Dışarıdan bakıldığında görünürde hiçbir şey yoktur. Bambu ağacı tohumuna emek vermektedir. Beşinci yılın sonuna gelindiğinde tohum filiz vermeye başlar ve yaklaşık altı hafta içinde tam yirmi yedi metre boyuna gelir. Şimdi sorulması gereken soru şudur: “Bambu ağacı beş yılda mı büyüdü, yoksa altı haftada mı?” Yanıt kişiye göre değişecektir.
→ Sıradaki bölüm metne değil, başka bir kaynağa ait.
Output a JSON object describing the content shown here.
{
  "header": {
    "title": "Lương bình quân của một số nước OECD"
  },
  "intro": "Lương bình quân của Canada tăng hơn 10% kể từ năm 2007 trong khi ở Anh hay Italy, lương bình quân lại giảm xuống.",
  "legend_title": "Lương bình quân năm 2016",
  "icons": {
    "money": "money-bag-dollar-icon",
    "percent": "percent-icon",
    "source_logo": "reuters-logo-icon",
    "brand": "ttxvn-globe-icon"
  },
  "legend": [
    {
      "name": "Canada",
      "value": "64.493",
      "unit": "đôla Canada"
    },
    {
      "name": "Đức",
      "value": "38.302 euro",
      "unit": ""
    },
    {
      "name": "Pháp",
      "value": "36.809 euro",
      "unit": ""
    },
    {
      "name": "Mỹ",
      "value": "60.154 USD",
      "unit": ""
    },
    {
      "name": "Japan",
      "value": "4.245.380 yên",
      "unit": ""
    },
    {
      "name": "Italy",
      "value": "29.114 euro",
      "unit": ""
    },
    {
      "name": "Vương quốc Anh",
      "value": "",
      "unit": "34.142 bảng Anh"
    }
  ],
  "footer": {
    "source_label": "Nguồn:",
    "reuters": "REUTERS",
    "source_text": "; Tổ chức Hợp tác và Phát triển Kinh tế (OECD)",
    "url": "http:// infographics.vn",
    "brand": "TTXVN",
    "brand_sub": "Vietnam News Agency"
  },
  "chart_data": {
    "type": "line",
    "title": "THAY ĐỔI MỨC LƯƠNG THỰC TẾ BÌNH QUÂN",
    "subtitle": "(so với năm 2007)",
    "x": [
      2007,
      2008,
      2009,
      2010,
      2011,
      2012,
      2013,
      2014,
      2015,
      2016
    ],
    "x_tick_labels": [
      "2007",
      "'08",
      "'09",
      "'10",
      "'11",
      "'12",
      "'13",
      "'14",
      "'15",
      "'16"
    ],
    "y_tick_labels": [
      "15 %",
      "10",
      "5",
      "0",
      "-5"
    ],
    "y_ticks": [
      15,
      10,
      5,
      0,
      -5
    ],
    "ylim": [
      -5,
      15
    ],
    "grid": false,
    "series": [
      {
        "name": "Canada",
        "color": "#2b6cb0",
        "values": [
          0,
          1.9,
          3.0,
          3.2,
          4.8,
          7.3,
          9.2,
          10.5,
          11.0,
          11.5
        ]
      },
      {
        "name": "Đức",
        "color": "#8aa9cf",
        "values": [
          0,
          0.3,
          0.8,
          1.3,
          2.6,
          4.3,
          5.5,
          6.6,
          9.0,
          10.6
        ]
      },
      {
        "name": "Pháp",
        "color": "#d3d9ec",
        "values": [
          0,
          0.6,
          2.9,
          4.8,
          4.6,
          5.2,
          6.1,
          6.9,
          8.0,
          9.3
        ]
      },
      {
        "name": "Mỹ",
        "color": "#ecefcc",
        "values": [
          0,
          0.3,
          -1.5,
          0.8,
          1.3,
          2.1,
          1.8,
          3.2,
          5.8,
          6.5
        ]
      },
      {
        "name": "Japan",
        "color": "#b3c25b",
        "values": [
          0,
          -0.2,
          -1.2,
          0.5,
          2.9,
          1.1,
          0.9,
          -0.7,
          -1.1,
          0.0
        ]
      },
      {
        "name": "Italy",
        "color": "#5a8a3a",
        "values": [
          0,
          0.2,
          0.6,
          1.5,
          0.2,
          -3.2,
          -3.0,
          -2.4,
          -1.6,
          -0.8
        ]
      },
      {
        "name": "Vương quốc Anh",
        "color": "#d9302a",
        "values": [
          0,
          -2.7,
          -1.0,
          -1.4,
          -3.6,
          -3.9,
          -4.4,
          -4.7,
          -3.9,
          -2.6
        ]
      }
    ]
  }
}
Sadece fiziksel gelişimi gören insanlar için yanıt 6 hafta olurken; işin arkasını görebilen ve sürecin farkında olanlar için ise yanıt 5 yıl olacaktır.
Toprağa atılan tohum, belli aralıklarla özenle verilen su, ışığı ayarlama, yağmurdan ve rüzgârdan koruma uzun zamana yayılmış bir emek demektir. Bu emek harcanırken bambu ağacı tohumu filizlenene kadar büyük bir sabır gösterir. İşte insanlar da sabır gösterdiklerinde inandıkları ve istedikleri değişimi ve dönüşümü başarabilirler.
Verilen emeklerin boşa gitmeyeceğine ve sabrın sonunun selamet olduğuna inanmak ve asla vazgeçmemek değişim için şarttır. Bazen verilen emeklerin karşılığı hemen görülmeyebilir, değişim, dönüşüm veya gelişim süresi uzadığında toplum ve aileden baskılar gelebilir, hatta caydırmaya çalışanlar olabilir. Ama her şeye rağmen vazgeçmeyenler, cesaret gösterenler ve emek verenler istedikleri değişimi başarabilirler. Bunun en güzel örneklerinden biri de kartalların yaşadıklarıdır.
İhtişamlı görüntüleriyle dağların, uçurumların, kraterlerin ulaşılmaz noktalarında uçan kartallar ortalama bir insan kadar yaşayabilirler. Ancak ömürlerine ömür katmak için büyük bir seçim yapmak zorundadırlar. Kartallar kırklı yaşlarına geldiklerinde avlanmaları ve hayatta kalmaları için ihtiyaç duydukları tüm yaşamsal organları yaşlanmış olur. Uzayarak göğüs kafesine dayanmış bir gaga, kartlaşmış ve eskisi kadar keskin olmayan pençeler, uçmasını zorlaştıran yaşlı tüylere sahip olurlar. Ve bu durumda iki seçenekleri vardır: ya avlanamadıkları için açlıktan ölmek ya da yeniden doğmak ve zafer uçuşunu büyük bir şölene dönüştürmek. Kartalların çoğu yeniden doğuşu seçer ve gözlerden uzak, güvende olabilecekleri bir dağın zirvesinde beş ay kadar sürecek yaşam orucu tutmaya başlarlar. Önce uzamış gagalarını sert kayalara vurarak kopartırlar, kanlar içerisinde aç bir şekilde haftalarca gagalarının tekrar uzamasını beklerler. Gece ve gündüz yarışırken kartallar hiç bıkmadan beklerler. Yine uzun bir gecenin şafağında daha genç, daha keskin, daha ihtişamlı gagalarının tamamen çıktığını fark eden kartallar yeni gagaları ile kartlaşmış pençelerini yerinden sökerler ve amansız bekleyişlerine devam ederler. Pençeleri yerlerine oturduğunda son bekleyiş için tüylerini ve kanatlarını yolarlar. Hayranlıkla izlenecek zafer uçuşunu yapmak için sabırlar beklerler. Yeni tüyleri ve kanatları çıkan kartallar tıpkı masallardaki Zümrüdü Anka kuşu gibi küllerinden yeniden doğarlar. Ömürlerine otuz-kırk yıl daha ömür eklerler.
Değişim her insanın yaşamının bir döneminde geçirmek zorunda olduğu sancılı ve kaçınılmazdır bir süreçtir. Yaşamınızda sık sık bir yeniden doğuş süreci yaşamak zorunda kalabilirsiniz. Yani kendi zafer uçuşunuzu yapabilmek için size acı veren eski alışkanlıklarınızdan ve bugüne yük olan anılarınızdan kurtulmanız gerekebilir.